脊柱管狭窄症の手術と限界(リスク)

脊柱管狭窄症の手術と限界(リスク)

脊柱管狭窄症は高齢者に多くみられる疾患で、脊椎や椎間板、それを支える靭帯が、加齢により変性し発症するものです。

高齢者への手術はそれだけでもリスクを伴いますので、できれば手術は避ける方針で治療が進められます。
しかし、歩行や排泄に障害が起こり、日常の生活が困難になると手術が決断されます。

腰部脊柱管狭窄症では、手術によって改善されやすいものとされにくいものがあり、限界があります。
歩行する時や立ったときの姿勢などのよって生じる坐骨神経痛の痛みは改善されやすいといわれていますが、痺れ感は手術をしても残る事が多い症状で改善しにくいものです。

腰部脊柱管狭窄症の痛みの要因は、神経の通り道である脊柱管が前述のような原因で狭くなり、神経を圧迫するようになるためで、手術において改善されるのはその神経の圧迫による坐骨神経痛の症状です。

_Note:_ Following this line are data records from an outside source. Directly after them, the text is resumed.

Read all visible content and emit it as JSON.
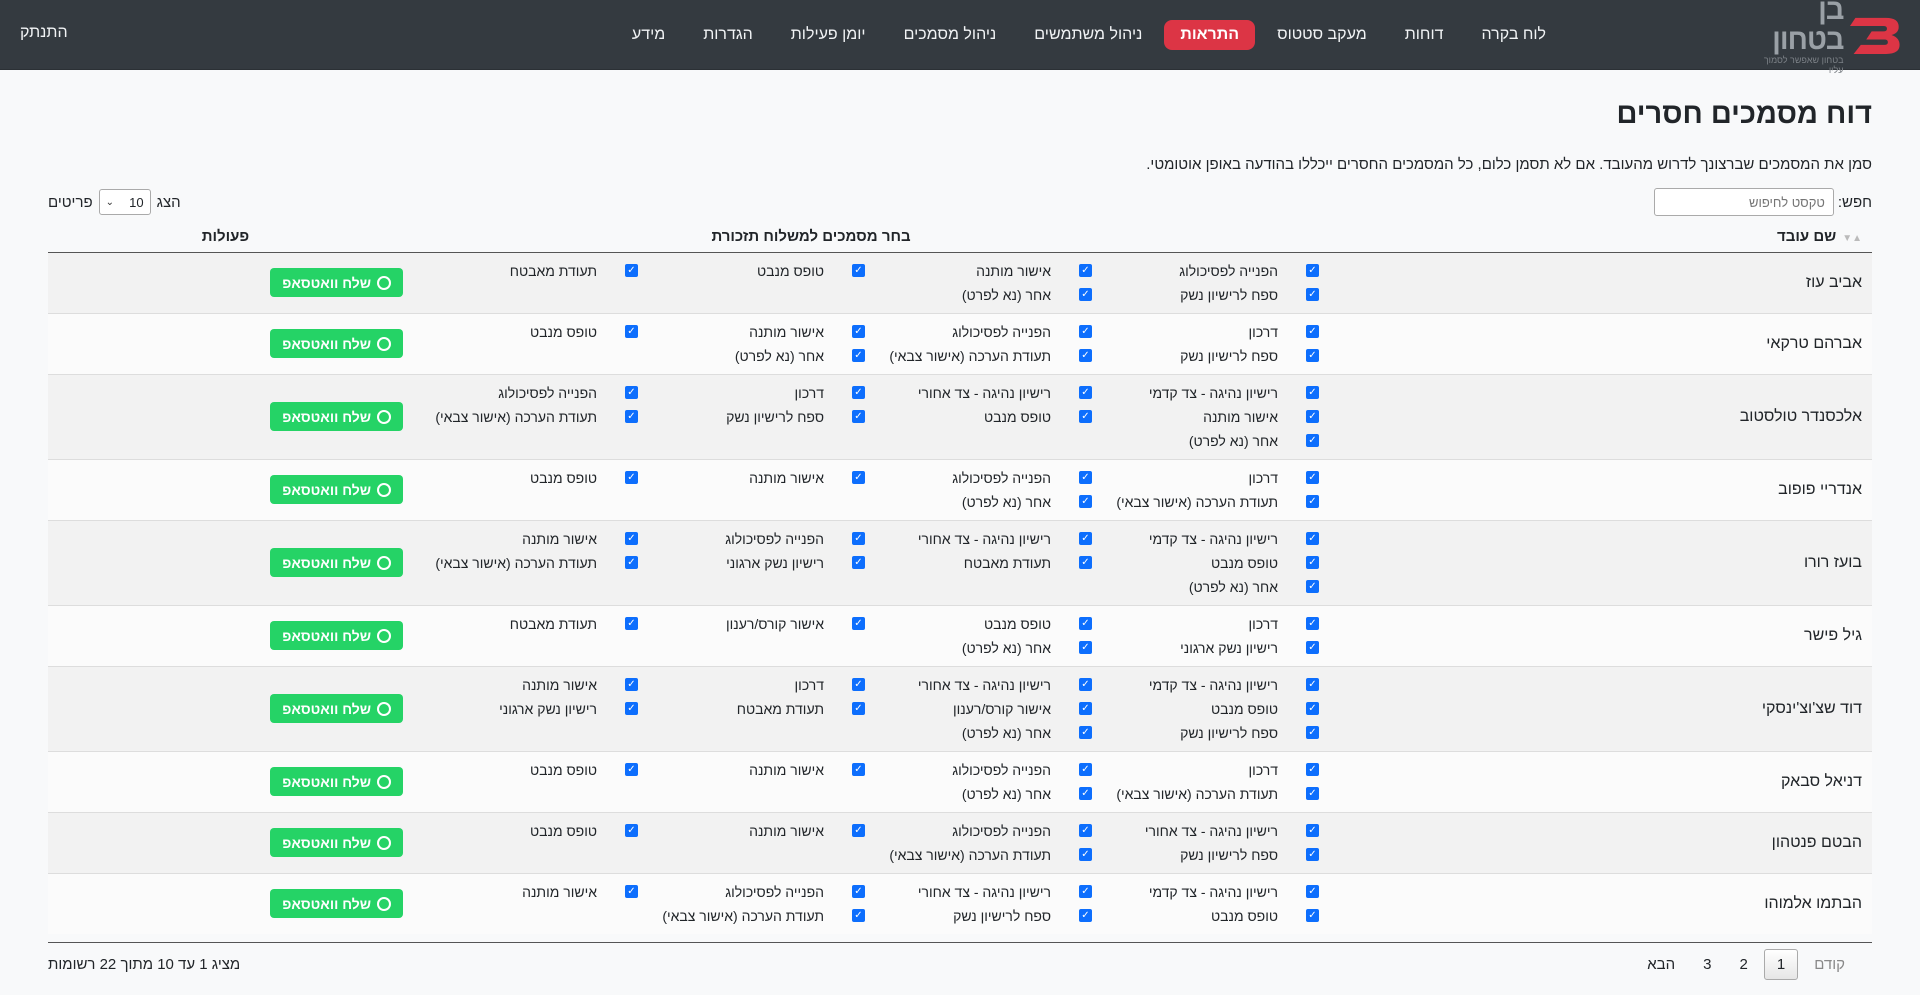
{
  "logo": {
    "title": "בן בטחון",
    "subtitle": "בטחון שאפשר לסמוך עליו",
    "accent": "#dc3545"
  },
  "nav": {
    "items": [
      {
        "label": "לוח בקרה",
        "active": false
      },
      {
        "label": "דוחות",
        "active": false
      },
      {
        "label": "מעקב סטטוס",
        "active": false
      },
      {
        "label": "התראות",
        "active": true
      },
      {
        "label": "ניהול משתמשים",
        "active": false
      },
      {
        "label": "ניהול מסמכים",
        "active": false
      },
      {
        "label": "יומן פעילות",
        "active": false
      },
      {
        "label": "הגדרות",
        "active": false
      },
      {
        "label": "מידע",
        "active": false
      }
    ],
    "logout": "התנתק"
  },
  "page": {
    "title": "דוח מסמכים חסרים",
    "instructions": "סמן את המסמכים שברצונך לדרוש מהעובד. אם לא תסמן כלום, כל המסמכים החסרים ייכללו בהודעה באופן אוטומטי."
  },
  "search": {
    "label": "חפש:",
    "placeholder": "טקסט לחיפוש"
  },
  "length": {
    "prefix": "הצג",
    "value": "10",
    "suffix": "פריטים"
  },
  "table": {
    "headers": {
      "name": "שם עובד",
      "docs": "בחר מסמכים למשלוח תזכורת",
      "actions": "פעולות"
    },
    "button_label": "שלח וואטסאפ",
    "rows": [
      {
        "name": "אביב עוז",
        "docs": [
          "הפנייה לפסיכולוג",
          "אישור מותנה",
          "טופס מנבט",
          "תעודת מאבטח",
          "ספח לרישיון נשק",
          "אחר (נא לפרט)"
        ]
      },
      {
        "name": "אברהם טרקאי",
        "docs": [
          "דרכון",
          "הפנייה לפסיכולוג",
          "אישור מותנה",
          "טופס מנבט",
          "ספח לרישיון נשק",
          "תעודת הערכה (אישור צבאי)",
          "אחר (נא לפרט)"
        ]
      },
      {
        "name": "אלכסנדר טולסטוב",
        "docs": [
          "רישיון נהיגה - צד קדמי",
          "רישיון נהיגה - צד אחורי",
          "דרכון",
          "הפנייה לפסיכולוג",
          "אישור מותנה",
          "טופס מנבט",
          "ספח לרישיון נשק",
          "תעודת הערכה (אישור צבאי)",
          "אחר (נא לפרט)"
        ]
      },
      {
        "name": "אנדריי פופוב",
        "docs": [
          "דרכון",
          "הפנייה לפסיכולוג",
          "אישור מותנה",
          "טופס מנבט",
          "תעודת הערכה (אישור צבאי)",
          "אחר (נא לפרט)"
        ]
      },
      {
        "name": "בועז רורו",
        "docs": [
          "רישיון נהיגה - צד קדמי",
          "רישיון נהיגה - צד אחורי",
          "הפנייה לפסיכולוג",
          "אישור מותנה",
          "טופס מנבט",
          "תעודת מאבטח",
          "רישיון נשק ארגוני",
          "תעודת הערכה (אישור צבאי)",
          "אחר (נא לפרט)"
        ]
      },
      {
        "name": "גיל פישר",
        "docs": [
          "דרכון",
          "טופס מנבט",
          "אישור קורס/רענון",
          "תעודת מאבטח",
          "רישיון נשק ארגוני",
          "אחר (נא לפרט)"
        ]
      },
      {
        "name": "דוד שצ'וצ'ינסקי",
        "docs": [
          "רישיון נהיגה - צד קדמי",
          "רישיון נהיגה - צד אחורי",
          "דרכון",
          "אישור מותנה",
          "טופס מנבט",
          "אישור קורס/רענון",
          "תעודת מאבטח",
          "רישיון נשק ארגוני",
          "ספח לרישיון נשק",
          "אחר (נא לפרט)"
        ]
      },
      {
        "name": "דניאל סבאק",
        "docs": [
          "דרכון",
          "הפנייה לפסיכולוג",
          "אישור מותנה",
          "טופס מנבט",
          "תעודת הערכה (אישור צבאי)",
          "אחר (נא לפרט)"
        ]
      },
      {
        "name": "הבטם פנטהון",
        "docs": [
          "רישיון נהיגה - צד אחורי",
          "הפנייה לפסיכולוג",
          "אישור מותנה",
          "טופס מנבט",
          "ספח לרישיון נשק",
          "תעודת הערכה (אישור צבאי)"
        ]
      },
      {
        "name": "הבתמו אלמוהו",
        "docs": [
          "רישיון נהיגה - צד קדמי",
          "רישיון נהיגה - צד אחורי",
          "הפנייה לפסיכולוג",
          "אישור מותנה",
          "טופס מנבט",
          "ספח לרישיון נשק",
          "תעודת הערכה (אישור צבאי)"
        ]
      }
    ]
  },
  "footer": {
    "info": "מציג 1 עד 10 מתוך 22 רשומות",
    "pagination": {
      "prev": "קודם",
      "pages": [
        "1",
        "2",
        "3"
      ],
      "next": "הבא"
    }
  }
}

坐骨神経痛と共に腰痛や肩こりなどが起こっていた場合、原因が腰部脊柱管狭窄症であるのなら手術によって改善される可能性はありますが、腰痛や肩こりは殆どのケースで腰部脊柱管狭窄症が原因でありません。
その為手術では改善される可能性は低いのです。

腰部脊柱管狭窄症は背骨の手術だから危険と思われがちですが、現代の医療技術ではそのようなことは殆ど無く、腰椎の手術は内臓を切除する消化器系の手術に比べますと、身体への負担は比較的低いといえます。

しかしながら腰部脊柱管狭窄症の手術が100%安全であるとは言い切れず、手術後においても神経系の障害が現れるケースもあります。

「日常生活が困難で苦痛を感じているよりは手術を選択したい」という方は、医師を信頼し、手術をすることで何が改善され、またどのようなリスクがあるのかについて、医師に納得いくまで説明をしてもらい、深く理解し、検討することが必要です。